The team from Cipto Mangunkusumo Hospital concluded Sariah was beaten with a blunt object, including the likely fatal blow to the back of her head.
Ministry official Teguh Wardoyo said on Friday it was following up on the results of the autopsy but was quick to defend the Indonesian Embassy in Kuwait.
Teguh said if its official report contained errors, it was the fault of the Kuwaiti doctor who said Sariah died from natural causes.
Sariah left for Kuwait in 2008 and changed employers three times. She told her family her boss had routinely abused her.
In her last phone conversation, she said she has been beaten and locked in a room without meals.
Sariah was in a critical condition when her employer took her to Al Adan Hospital in Kuwait on June 30. She died eight days later. The hospital said she died from heart complications and a damaged artery.
Kuwait’s ambassador in Jakarta, Nasser Al-Enizi, was not available for comment.
Anis Hidayah, director of labor watchdog Migrant Care, said Sariah’s family had contacted the organization after she was admitted to hospital in a coma.

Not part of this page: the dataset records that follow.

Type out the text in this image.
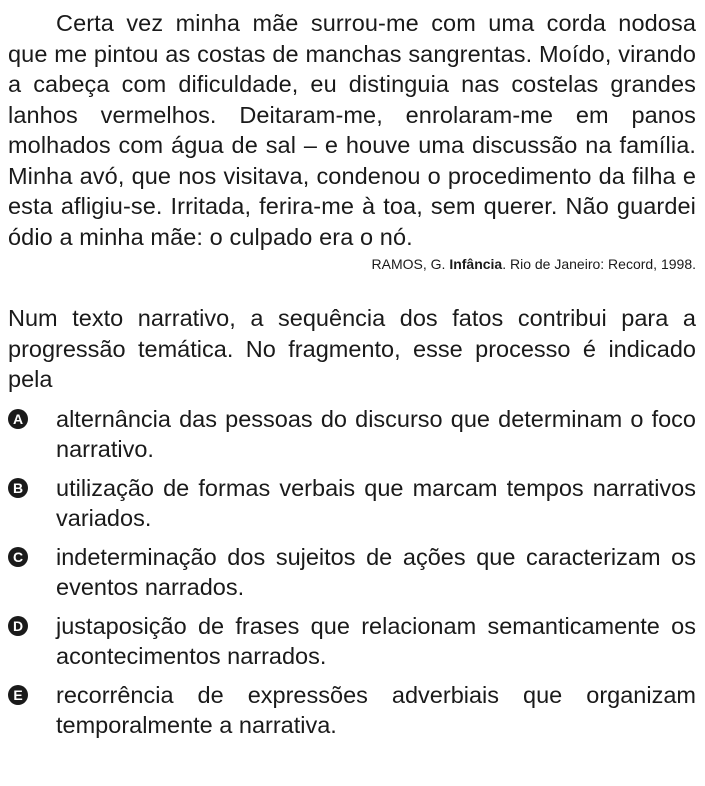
Certa vez minha mãe surrou-me com uma corda nodosa que me pintou as costas de manchas sangrentas. Moído, virando a cabeça com dificuldade, eu distinguia nas costelas grandes lanhos vermelhos. Deitaram-me, enrolaram-me em panos molhados com água de sal – e houve uma discussão na família. Minha avó, que nos visitava, condenou o procedimento da filha e esta afligiu-se. Irritada, ferira-me à toa, sem querer. Não guardei ódio a minha mãe: o culpado era o nó.

RAMOS, G. Infância. Rio de Janeiro: Record, 1998.

Num texto narrativo, a sequência dos fatos contribui para a progressão temática. No fragmento, esse processo é indicado pela

A alternância das pessoas do discurso que determinam o foco narrativo.
B utilização de formas verbais que marcam tempos narrativos variados.
C indeterminação dos sujeitos de ações que caracterizam os eventos narrados.
D justaposição de frases que relacionam semanticamente os acontecimentos narrados.
E recorrência de expressões adverbiais que organizam temporalmente a narrativa.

The group then contacted the Foreign Ministry and the Indonesian Embassy in Kuwait, which it said had failed to investigate despite solid evidence of torture and sustained beatings at the hands of her employer.
Anis said it was Migrant Care, not the Indonesian government, that had been forced to act to ensure an autopsy was completed.
“The government should perform an autopsy on every migrant worker who dies while in the care of their employers, even if the hospital reports from foreign countries say they died of natural causes,” she said.
“The hospital in Kuwait lied to the Indonesian government about Sariah’s death and it might not be the first lie foreign hospitals have told us.”
Indonesian migrant workers often suffer terrible abuse in the Middle-East, and the perpetrators seem to act with impunity.
Anis said that according to its data, not a single foreign employer from a Middle-East country had been found guilty of abusing a domestic worker.
She hoped Sariah’s death “could be the starting point to investigate other deaths and we hope the government will be more attentive to our workers.”
Teguh said the ministry had asked the agency that sent Sariah to Kuwait to act responsibility. “Surely she has insurance,” Teguh said.
Rosstiawati, director of protection for overseas workers at the Ministry of Manpower and Transmigration, said the ministry was still investigating.
“This case is still in process,” Rosstiawati said. The ministry would also keep “close communication with the foreign affairs ministry and the Indonesian embassy in Kuwait.”